2019年3月25日(月)の宮城資料ネット・ボランティア作業に、神戸大学学生震災救援隊の大学生8名が参加してくれました。
参加記をお願いしたところ、前田彩希さんに快く引き受けていただきました。

「文化財レスキュー活動に参加して」

前田彩希(神戸大学学生震災救援隊)

今回東北大学で文化財レスキューの活動に参加させていただいたことで、我々にとって非常に貴重な体験ができたと感じています。

この文化財レスキューに活動に参加することに決まるまで私はこの活動について全く知りませんでした。
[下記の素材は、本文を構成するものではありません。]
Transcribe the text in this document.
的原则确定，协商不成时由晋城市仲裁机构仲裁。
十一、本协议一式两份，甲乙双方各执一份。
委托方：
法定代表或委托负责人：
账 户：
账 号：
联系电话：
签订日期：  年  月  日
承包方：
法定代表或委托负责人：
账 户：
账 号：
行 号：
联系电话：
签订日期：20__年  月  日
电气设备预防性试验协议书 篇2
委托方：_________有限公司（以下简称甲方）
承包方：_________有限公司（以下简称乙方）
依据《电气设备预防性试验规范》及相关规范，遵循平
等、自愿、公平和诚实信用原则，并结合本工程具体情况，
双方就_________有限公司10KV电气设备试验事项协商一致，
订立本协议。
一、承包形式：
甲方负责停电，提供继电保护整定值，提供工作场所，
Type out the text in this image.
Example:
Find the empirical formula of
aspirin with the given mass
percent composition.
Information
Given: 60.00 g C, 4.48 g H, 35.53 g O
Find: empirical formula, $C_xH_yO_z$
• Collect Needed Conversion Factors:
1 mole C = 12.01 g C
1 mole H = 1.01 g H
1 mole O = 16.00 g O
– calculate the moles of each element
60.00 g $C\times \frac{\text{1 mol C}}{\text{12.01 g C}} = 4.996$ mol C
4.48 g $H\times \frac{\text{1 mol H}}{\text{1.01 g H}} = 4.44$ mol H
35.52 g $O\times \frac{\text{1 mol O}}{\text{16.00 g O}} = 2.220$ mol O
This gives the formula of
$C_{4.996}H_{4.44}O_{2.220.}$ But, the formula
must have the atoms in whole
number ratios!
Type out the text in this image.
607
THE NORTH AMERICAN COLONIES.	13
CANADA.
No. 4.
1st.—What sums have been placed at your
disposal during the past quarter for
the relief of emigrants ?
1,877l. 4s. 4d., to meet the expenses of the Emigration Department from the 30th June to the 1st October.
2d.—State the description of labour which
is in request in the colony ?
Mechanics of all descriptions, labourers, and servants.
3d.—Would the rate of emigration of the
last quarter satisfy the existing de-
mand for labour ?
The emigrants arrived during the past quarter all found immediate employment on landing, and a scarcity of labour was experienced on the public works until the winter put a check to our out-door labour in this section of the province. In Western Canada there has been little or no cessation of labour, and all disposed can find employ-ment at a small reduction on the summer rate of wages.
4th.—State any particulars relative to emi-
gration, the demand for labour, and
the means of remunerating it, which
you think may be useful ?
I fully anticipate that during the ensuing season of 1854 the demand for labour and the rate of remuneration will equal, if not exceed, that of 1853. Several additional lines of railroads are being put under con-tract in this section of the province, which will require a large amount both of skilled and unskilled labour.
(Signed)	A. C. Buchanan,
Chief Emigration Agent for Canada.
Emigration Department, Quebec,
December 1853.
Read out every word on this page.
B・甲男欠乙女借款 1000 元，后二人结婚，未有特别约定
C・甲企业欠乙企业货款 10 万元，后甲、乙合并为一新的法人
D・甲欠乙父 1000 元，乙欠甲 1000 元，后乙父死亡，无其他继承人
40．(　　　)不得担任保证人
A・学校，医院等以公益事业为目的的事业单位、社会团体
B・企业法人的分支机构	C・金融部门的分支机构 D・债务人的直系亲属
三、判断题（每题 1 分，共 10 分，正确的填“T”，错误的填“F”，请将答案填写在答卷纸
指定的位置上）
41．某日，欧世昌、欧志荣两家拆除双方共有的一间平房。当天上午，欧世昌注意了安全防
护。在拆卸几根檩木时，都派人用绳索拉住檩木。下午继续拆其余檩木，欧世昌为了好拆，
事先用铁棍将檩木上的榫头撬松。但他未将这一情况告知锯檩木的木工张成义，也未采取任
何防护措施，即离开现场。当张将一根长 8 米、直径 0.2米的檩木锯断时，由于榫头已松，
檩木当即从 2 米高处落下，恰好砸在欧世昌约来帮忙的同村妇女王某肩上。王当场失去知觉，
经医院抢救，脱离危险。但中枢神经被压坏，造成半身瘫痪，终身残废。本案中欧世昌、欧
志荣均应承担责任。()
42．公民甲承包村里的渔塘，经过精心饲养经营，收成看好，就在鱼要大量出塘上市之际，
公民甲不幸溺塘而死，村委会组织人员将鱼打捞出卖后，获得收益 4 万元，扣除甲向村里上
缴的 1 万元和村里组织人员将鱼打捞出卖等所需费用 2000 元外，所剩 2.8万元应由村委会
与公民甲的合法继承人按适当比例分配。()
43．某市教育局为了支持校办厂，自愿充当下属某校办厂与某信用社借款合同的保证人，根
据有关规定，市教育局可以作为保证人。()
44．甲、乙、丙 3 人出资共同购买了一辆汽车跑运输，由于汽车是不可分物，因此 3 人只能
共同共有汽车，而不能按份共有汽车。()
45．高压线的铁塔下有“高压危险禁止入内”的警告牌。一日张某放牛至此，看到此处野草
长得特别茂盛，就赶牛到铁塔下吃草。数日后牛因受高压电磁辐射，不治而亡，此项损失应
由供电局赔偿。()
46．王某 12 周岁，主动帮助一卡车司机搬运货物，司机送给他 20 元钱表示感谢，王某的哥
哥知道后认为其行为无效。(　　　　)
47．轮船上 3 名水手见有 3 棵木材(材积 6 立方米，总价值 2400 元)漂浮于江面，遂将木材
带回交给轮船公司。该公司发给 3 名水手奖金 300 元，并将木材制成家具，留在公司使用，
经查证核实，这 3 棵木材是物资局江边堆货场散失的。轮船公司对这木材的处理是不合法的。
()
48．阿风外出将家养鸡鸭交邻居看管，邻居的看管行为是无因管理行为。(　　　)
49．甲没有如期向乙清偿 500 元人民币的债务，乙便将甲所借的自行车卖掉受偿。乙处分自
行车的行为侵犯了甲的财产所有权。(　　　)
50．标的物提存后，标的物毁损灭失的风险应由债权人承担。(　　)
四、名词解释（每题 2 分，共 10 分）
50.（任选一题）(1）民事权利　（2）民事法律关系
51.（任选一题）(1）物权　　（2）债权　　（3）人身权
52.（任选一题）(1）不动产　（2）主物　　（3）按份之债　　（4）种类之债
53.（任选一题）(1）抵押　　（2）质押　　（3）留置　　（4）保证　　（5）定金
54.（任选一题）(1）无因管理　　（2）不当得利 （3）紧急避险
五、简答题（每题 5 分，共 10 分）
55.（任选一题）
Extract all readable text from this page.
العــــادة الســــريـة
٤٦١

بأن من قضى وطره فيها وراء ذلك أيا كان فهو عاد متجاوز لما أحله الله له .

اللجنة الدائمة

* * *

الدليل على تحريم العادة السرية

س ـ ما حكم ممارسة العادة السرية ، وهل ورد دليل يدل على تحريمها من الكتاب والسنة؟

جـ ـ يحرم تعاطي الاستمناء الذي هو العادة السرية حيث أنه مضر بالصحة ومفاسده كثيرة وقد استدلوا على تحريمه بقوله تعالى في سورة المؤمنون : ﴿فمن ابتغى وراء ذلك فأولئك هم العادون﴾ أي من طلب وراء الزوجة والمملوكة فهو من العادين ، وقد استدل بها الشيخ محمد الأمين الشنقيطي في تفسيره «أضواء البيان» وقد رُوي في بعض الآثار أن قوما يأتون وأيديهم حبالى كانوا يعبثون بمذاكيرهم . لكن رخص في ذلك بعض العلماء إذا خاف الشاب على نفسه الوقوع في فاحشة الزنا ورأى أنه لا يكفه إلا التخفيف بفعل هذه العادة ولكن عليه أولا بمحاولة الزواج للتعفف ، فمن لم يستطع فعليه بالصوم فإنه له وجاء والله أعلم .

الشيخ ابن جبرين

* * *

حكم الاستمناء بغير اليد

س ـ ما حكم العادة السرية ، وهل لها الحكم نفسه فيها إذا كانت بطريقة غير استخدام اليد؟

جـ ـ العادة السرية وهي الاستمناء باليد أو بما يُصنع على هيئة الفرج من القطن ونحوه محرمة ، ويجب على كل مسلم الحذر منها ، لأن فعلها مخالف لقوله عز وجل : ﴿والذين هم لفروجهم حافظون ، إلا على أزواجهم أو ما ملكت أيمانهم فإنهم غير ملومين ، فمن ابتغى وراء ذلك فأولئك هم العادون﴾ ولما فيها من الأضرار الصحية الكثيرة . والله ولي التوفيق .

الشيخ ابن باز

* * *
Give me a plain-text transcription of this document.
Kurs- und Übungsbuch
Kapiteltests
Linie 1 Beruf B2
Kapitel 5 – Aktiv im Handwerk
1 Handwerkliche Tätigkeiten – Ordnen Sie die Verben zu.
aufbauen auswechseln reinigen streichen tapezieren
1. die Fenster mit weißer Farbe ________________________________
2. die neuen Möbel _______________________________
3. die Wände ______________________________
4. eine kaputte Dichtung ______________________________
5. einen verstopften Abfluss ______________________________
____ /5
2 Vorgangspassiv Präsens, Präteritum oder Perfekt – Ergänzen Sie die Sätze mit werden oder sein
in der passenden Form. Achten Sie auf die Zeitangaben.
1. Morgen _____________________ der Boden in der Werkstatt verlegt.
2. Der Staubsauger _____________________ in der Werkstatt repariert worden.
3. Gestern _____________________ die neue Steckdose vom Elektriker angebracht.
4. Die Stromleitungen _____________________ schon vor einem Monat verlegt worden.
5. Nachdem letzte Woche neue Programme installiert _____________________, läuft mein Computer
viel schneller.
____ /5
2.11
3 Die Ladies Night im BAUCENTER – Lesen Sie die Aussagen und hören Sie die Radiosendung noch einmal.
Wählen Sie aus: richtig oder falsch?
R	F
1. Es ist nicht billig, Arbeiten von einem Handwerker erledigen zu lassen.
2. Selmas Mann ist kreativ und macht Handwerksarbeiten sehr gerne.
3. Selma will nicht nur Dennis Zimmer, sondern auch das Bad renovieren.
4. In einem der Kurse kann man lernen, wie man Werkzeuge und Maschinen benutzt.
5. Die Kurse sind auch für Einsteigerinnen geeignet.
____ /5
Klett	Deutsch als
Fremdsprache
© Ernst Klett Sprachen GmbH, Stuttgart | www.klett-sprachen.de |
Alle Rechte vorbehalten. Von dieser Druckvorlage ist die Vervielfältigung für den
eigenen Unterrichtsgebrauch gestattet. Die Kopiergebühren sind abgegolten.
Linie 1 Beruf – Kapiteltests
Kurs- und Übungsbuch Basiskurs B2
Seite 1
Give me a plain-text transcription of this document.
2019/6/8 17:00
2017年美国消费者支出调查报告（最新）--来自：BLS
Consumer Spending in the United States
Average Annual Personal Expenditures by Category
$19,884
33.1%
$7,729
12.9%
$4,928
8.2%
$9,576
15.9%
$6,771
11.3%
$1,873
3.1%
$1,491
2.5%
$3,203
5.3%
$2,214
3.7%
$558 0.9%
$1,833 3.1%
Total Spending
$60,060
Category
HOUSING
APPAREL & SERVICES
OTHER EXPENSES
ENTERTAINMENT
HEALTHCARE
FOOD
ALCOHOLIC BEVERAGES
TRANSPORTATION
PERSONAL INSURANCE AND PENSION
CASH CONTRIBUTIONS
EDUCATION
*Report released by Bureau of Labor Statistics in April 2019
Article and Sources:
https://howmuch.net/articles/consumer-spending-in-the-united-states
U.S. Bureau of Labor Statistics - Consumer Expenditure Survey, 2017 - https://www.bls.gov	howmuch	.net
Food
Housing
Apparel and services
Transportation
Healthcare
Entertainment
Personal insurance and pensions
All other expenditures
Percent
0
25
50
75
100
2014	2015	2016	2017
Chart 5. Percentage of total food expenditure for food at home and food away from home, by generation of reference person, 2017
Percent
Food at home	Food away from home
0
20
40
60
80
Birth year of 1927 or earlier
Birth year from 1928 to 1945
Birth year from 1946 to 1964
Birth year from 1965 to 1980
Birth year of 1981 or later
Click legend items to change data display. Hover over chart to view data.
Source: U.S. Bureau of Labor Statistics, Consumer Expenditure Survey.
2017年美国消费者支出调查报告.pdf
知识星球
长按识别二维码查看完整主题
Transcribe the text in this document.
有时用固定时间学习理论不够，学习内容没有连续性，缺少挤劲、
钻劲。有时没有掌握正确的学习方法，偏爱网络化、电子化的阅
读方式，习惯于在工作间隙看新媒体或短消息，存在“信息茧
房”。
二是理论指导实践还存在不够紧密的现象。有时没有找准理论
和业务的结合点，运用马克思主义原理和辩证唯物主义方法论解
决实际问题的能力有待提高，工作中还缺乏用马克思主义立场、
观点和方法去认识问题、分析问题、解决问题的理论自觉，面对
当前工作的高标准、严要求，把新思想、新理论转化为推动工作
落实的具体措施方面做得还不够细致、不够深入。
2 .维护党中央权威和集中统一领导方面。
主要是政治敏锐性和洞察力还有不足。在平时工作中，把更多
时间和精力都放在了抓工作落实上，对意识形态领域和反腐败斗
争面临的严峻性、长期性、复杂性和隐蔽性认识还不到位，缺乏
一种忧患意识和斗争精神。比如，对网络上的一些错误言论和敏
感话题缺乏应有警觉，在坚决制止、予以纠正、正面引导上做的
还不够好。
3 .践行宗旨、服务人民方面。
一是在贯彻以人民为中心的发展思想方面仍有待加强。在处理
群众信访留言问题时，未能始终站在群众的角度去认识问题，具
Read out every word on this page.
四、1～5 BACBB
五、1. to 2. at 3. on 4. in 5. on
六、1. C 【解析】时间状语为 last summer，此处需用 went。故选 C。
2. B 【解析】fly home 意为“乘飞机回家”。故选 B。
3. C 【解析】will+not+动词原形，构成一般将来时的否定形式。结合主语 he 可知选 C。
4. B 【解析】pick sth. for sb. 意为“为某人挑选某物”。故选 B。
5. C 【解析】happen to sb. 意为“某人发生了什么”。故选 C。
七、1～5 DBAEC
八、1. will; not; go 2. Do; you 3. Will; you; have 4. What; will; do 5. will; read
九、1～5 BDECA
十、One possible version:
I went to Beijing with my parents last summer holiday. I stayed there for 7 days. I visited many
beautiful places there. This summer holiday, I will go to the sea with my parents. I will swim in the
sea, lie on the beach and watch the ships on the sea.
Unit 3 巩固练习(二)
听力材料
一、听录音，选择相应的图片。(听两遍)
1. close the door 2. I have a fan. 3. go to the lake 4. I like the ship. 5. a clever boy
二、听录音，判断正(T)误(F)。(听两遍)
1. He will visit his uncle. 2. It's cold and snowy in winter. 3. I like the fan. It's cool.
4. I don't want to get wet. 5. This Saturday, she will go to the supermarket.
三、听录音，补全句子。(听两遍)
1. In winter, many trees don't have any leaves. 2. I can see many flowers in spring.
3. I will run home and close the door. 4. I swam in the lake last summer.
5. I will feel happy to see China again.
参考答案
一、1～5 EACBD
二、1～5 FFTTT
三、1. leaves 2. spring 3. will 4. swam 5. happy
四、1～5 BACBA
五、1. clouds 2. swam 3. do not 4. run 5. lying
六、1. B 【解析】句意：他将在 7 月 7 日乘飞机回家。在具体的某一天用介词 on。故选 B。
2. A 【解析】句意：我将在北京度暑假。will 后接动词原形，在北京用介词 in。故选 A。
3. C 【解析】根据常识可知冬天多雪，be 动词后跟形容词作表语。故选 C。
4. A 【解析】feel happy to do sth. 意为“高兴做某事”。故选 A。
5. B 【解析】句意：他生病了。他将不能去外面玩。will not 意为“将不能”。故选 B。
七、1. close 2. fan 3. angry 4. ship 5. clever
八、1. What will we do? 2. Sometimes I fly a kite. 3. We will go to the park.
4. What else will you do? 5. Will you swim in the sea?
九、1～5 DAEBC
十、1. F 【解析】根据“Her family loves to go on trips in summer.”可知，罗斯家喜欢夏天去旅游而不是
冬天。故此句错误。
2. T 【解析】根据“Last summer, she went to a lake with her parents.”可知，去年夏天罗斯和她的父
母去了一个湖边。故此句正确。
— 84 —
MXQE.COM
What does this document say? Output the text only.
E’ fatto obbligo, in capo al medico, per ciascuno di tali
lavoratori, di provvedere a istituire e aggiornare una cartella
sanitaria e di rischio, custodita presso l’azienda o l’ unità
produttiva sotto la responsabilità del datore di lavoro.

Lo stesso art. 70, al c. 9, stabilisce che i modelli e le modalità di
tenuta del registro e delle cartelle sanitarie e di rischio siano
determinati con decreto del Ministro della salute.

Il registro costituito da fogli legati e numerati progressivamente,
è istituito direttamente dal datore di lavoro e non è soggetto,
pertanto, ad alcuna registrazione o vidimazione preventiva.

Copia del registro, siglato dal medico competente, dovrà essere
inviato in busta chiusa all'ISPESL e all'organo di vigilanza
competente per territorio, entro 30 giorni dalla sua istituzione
そのため、どんな資料を保存していく必要があるのか、また、資料の保存によって何がもたらされるのかについて無知な状態でした。この活動への参加を通して、行政の保護の対象にならない民間所有のものの中にその土地の歴史を知るための手がかりがたくさん埋もれていること、震災や津波、また災害には無関係なところでそれらの民間所有の資料が失われる状況にあることを理解することができました。

我々が参加させていただいた活動は、襖剥がしの作業と資料のクリーニング作業でした。襖剥がしの作業では、襖の内部に使用されている古紙を、順番を記録しながら、1層1層丁寧に剥がしていきました。薄い和紙を破かないように慎重に剥がす作業は、集中力や器用さを要し、想像以上に大変な作業だと感じました。また、資料のクリーニング作業では江戸時代の台帳や昭和初期の写真等の汚れを払う作業を行いました。これらの作業は史学等に関する専門的知識の無い我々にも行えるもので、実際に文化財レスキュー活動に参加することで史学や史料へのハードルが下がったように感じました。

この活動に参加する中で何より印象的だったのは、一緒に活動した市民ボランティアの方々の存在です。市民ボランティアには女性や高齢者が多く、我々が普段行うボランティア活動とは違った光景でした。皆さんとても明るく楽しい方々ばかりで、一緒に作業を行いながら、資料の内容やたわいのないことをお話しして非常に素敵な時間だったと感じています。また、活動後に自主的に崩し字を学ばれている方もいるとのことで、文化財レスキューの活動が史学や郷土史への門戸を開いているということに感動しました。大学と一般市民とが一緒になって行える活動の醍醐味だと感じました。また、ボランティアの方同士で交流することで新たな人間関係が生まれたり、震災の被害を乗り越えていく力になったりするということも知ることができました。

文化財レスキュー活動に参加できたことで、我々が知らなかったボランティアのあり方、新たなニーズ、人との繋がりについて知ることができたと感じています。今後、我々が生活している神戸や各人の地元でもこういった活動に目を向けていきたいと思いました。

貴重な経験をさせていただきありがとうございました。